Desde el primer día, decidí que no pasaría las horas sumidas en la autocompasión. Me gané el respeto de las demás reclusas manteniendo una conducta intachable, manteniéndome al margen de las peleas en los pasillos y derrochando una calma que varios oficiales de la guardia admiraban. Nunca tuve un solo problema en el pabellón.
—Neya, tienes una carta de la dirección académica —anunció la oficial de turno, golpeando los barrotes con suavidad.
Caminé hacia ella con paso firme, sintiendo el suelo frío del penal. Al abrir el sobre, las lágrimas acudieron a mis ojos, pero esta vez eran de un orgullo verídico y limpio. Era mi título oficial. Con la ayuda de los programas de reinserción y el apoyo incondicional de mis hermanos desde el exterior, había logrado terminar mis estudios universitarios tras las rejas, especializándome en educación infantil.
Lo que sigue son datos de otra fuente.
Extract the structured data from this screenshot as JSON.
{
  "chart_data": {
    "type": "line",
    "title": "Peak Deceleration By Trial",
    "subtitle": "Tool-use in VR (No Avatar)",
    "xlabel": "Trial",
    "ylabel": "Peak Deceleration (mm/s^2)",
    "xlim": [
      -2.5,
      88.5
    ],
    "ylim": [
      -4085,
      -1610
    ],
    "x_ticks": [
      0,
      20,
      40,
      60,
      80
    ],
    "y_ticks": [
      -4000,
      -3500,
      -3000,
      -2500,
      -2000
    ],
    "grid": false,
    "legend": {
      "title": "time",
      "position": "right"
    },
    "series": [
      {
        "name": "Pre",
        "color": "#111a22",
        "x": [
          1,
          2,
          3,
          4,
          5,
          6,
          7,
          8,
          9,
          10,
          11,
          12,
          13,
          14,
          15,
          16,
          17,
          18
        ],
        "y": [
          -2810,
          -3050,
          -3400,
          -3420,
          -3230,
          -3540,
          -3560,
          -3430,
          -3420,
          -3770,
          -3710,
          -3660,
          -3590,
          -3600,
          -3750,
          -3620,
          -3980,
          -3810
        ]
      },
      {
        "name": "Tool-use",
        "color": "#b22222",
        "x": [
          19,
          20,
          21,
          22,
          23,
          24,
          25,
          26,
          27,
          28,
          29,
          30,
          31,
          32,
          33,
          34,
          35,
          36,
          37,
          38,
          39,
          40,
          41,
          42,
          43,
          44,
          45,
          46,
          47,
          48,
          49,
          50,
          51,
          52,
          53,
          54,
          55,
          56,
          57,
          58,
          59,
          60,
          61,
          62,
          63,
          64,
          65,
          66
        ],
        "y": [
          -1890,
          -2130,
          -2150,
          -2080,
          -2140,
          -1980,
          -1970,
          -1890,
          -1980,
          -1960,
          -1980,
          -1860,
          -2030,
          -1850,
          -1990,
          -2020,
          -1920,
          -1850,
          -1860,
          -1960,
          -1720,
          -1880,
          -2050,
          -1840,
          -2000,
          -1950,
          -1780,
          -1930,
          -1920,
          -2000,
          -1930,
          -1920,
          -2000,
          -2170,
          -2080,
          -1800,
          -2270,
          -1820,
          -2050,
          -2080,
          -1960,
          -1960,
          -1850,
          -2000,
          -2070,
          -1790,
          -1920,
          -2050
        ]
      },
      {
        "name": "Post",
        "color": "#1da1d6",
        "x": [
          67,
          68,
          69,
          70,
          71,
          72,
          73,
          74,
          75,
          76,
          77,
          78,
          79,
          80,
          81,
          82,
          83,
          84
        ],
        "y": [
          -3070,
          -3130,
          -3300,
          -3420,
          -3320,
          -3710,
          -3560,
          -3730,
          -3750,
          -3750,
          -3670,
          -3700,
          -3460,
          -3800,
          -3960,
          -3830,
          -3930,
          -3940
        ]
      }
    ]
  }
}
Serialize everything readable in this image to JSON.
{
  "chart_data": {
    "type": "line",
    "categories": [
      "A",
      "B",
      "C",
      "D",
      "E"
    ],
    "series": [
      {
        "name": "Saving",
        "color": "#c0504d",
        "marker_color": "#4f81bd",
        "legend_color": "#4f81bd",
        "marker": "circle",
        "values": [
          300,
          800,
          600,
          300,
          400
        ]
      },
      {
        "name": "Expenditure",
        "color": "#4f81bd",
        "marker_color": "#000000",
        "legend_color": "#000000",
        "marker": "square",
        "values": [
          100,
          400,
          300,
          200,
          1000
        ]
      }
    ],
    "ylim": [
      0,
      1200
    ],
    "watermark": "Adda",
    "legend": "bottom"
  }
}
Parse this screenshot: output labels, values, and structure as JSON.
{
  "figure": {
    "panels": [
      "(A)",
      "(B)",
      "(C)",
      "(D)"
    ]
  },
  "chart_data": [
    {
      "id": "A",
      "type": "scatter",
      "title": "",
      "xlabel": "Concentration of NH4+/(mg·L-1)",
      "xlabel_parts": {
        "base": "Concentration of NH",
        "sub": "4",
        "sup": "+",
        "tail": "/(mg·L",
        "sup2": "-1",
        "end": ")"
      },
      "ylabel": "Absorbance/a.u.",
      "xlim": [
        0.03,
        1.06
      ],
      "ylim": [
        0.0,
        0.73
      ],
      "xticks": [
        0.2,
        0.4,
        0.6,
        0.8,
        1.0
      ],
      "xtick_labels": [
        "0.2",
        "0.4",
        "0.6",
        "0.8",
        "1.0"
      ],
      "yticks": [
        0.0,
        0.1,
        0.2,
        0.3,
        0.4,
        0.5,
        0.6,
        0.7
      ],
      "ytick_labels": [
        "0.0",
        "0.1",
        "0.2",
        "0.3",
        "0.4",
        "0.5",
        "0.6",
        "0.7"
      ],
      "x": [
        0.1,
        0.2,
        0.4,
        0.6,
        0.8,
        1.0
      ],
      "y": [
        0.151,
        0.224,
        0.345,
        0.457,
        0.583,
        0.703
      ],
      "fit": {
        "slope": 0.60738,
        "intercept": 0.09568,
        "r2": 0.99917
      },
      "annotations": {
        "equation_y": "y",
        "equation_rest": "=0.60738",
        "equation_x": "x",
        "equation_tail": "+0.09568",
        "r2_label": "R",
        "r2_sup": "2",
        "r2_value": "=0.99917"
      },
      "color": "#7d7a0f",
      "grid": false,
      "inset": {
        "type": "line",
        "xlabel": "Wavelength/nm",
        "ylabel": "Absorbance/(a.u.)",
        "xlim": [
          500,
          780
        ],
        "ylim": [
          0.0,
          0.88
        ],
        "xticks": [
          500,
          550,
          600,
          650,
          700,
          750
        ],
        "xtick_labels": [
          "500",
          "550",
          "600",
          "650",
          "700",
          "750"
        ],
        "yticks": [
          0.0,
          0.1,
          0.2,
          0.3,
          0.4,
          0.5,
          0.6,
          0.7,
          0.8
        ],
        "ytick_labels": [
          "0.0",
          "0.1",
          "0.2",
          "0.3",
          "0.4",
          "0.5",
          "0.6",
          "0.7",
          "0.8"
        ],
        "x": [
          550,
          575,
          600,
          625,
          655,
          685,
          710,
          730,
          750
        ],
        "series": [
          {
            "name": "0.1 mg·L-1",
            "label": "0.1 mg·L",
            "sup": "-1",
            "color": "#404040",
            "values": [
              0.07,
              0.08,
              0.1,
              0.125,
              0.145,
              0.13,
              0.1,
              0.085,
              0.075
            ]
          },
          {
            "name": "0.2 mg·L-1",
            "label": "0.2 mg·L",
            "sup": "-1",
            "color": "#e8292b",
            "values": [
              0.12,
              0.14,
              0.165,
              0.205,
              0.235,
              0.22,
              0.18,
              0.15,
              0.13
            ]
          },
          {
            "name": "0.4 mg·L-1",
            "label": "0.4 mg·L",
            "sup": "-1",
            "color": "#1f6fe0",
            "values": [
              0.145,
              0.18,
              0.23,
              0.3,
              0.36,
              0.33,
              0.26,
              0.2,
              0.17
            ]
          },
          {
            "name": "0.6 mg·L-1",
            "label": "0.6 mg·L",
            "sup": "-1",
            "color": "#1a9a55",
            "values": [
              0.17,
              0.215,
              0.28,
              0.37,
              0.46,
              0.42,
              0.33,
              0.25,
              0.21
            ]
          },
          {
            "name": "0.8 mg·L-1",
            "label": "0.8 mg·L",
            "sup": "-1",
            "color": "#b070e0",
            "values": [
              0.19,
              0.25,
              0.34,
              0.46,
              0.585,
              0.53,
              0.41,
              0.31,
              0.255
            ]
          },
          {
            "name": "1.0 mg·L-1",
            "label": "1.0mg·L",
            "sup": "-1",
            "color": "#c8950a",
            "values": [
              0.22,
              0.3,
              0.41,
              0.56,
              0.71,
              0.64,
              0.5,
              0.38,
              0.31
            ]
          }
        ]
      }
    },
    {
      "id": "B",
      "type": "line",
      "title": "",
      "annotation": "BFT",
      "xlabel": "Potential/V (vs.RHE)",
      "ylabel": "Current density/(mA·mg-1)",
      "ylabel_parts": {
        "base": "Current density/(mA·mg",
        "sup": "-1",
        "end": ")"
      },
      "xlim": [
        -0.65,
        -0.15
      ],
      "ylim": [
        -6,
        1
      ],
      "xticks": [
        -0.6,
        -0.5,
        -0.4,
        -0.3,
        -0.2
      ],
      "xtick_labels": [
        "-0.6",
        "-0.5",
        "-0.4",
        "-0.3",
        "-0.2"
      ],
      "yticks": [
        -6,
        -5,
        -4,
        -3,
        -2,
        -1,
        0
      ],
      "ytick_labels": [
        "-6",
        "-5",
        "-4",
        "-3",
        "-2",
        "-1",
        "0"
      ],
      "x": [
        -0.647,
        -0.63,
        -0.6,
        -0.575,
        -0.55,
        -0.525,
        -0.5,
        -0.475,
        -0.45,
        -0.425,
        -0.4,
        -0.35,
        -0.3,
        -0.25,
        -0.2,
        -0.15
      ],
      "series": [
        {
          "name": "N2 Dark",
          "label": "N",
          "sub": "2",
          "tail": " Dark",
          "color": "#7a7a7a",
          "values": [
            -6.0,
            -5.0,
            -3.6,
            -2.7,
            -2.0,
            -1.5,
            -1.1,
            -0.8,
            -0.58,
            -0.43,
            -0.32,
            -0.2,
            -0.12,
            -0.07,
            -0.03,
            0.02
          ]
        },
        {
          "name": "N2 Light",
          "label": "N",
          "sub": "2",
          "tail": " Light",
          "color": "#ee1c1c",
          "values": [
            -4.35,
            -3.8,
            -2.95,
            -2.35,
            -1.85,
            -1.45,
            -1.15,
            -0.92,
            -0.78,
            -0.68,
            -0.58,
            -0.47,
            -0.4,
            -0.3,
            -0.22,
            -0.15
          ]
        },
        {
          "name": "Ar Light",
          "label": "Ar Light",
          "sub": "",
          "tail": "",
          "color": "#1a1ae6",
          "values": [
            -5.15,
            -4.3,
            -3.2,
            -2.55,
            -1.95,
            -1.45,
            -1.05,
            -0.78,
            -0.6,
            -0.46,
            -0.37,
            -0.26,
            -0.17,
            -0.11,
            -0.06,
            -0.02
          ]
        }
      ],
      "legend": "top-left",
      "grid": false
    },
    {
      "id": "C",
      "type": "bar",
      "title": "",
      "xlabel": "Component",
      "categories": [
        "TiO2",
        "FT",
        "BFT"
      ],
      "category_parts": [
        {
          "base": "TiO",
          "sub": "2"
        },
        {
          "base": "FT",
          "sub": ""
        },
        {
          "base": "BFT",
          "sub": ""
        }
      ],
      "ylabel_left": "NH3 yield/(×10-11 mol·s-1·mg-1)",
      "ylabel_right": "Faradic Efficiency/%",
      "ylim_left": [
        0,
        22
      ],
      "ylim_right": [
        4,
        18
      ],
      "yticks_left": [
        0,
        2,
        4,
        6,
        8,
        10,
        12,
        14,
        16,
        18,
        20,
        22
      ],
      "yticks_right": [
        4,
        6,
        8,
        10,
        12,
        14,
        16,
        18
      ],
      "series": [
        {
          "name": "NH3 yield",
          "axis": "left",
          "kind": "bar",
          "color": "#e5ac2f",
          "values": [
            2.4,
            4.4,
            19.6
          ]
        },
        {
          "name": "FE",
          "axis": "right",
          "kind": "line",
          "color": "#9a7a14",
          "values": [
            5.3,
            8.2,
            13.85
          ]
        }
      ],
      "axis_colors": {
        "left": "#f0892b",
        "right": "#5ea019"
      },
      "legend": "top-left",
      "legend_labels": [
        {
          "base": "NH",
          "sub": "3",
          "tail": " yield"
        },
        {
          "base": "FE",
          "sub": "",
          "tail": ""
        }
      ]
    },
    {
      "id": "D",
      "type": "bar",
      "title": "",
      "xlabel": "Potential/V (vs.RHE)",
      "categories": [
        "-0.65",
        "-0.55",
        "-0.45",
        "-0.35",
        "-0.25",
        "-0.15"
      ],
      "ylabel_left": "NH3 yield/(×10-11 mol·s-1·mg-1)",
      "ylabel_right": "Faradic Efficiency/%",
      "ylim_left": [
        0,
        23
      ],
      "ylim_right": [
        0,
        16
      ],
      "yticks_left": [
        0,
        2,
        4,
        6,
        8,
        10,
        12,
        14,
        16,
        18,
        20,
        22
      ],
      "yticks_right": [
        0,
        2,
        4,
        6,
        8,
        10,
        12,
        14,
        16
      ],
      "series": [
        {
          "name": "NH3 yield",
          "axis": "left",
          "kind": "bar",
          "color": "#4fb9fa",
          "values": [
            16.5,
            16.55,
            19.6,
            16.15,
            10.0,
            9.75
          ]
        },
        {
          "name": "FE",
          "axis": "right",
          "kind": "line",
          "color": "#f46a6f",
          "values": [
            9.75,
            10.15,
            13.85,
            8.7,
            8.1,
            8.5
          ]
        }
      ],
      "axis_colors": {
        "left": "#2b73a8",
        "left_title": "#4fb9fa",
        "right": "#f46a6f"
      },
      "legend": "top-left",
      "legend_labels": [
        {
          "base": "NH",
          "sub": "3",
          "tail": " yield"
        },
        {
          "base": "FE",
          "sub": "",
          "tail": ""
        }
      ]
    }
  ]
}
El mundo real me había quitado los veintes, pero yo me había encargado de rescatar mi mente.
Miré por la pequeña ventana enrejada hacia el patio central. Ya faltaba poco. Por mi excelente comportamiento y los méritos académicos, la junta me había otorgado la libertad condicional a los cuatro años de mi condena de siete. Estaba lista para salir, libre de culpa mortal en mi alma, aunque sabía que el regreso a la sociedad civil sería rústico y caótico.
Harry
El gran ventanal de mi oficina en el piso de la firma Lewis derrochaba una vista espectacular de la ciudad, pero dentro de mi pecho solo había un invierno crónico y helado. Cuatro años habían pasado desde la muerte de Tomás y el juicio de Neya, y mi vida se había convertido en un monumento al despecho y a las decisiones correctas ante la sociedad, pero vacías en la intimidad.
Escuché la puerta abrirse y el perfume empalagoso de Sienna inundó el pulcro espacio. Portaba un vestido de alta costura, moviéndose con esa prepotencia de diva que ahora me resultaba insoportable.
—Harry, mi amor, la decoradora llamó para confirmar los detalles de la fiesta de cumpleaños de la niña —dijo ella en un hilo de voz que fingía dulzura, acercándose a mi escritorio para anular los centímetros de distancia.
—Págale lo que pida, Sienna. No tengo tiempo para revisar presupuestos de fiestas —le respondí con mi voz ronca y fría, sin levantar la mirada de mis contratos de artillería civil y leyes.
Casarme con Sienna había sido el peor error de mi existencia, un pacto sellado en medio de mi debilidad y dolor crónico por la pérdida de mi hermano. Lo hice por despecho, creyendo que su apoyo verídico curaría las heridas, pero la realidad fue rústica. Tuvimos una hija, una pequeña hermosa que era el único sol en mi tormenta, pero el matrimonio carecía de alma. Aunque Sienna intentaba manipular cada aspecto de mi rutina, yo no podía tocarla sin sentir un rechazo absoluto.
A pesar de los años, a pesar del odio rústico que me obligaba a recordar a Neya como una asesina, mi mente seguía atrapada en el campus universitario, amando con una locura destructiva el recuerdo de la mujer que me destruyó la vida. No tenía idea de que, a pocos kilómetros de mi oficina, las rejas de la prisión se abrían para dejar en libertad a mi pasado.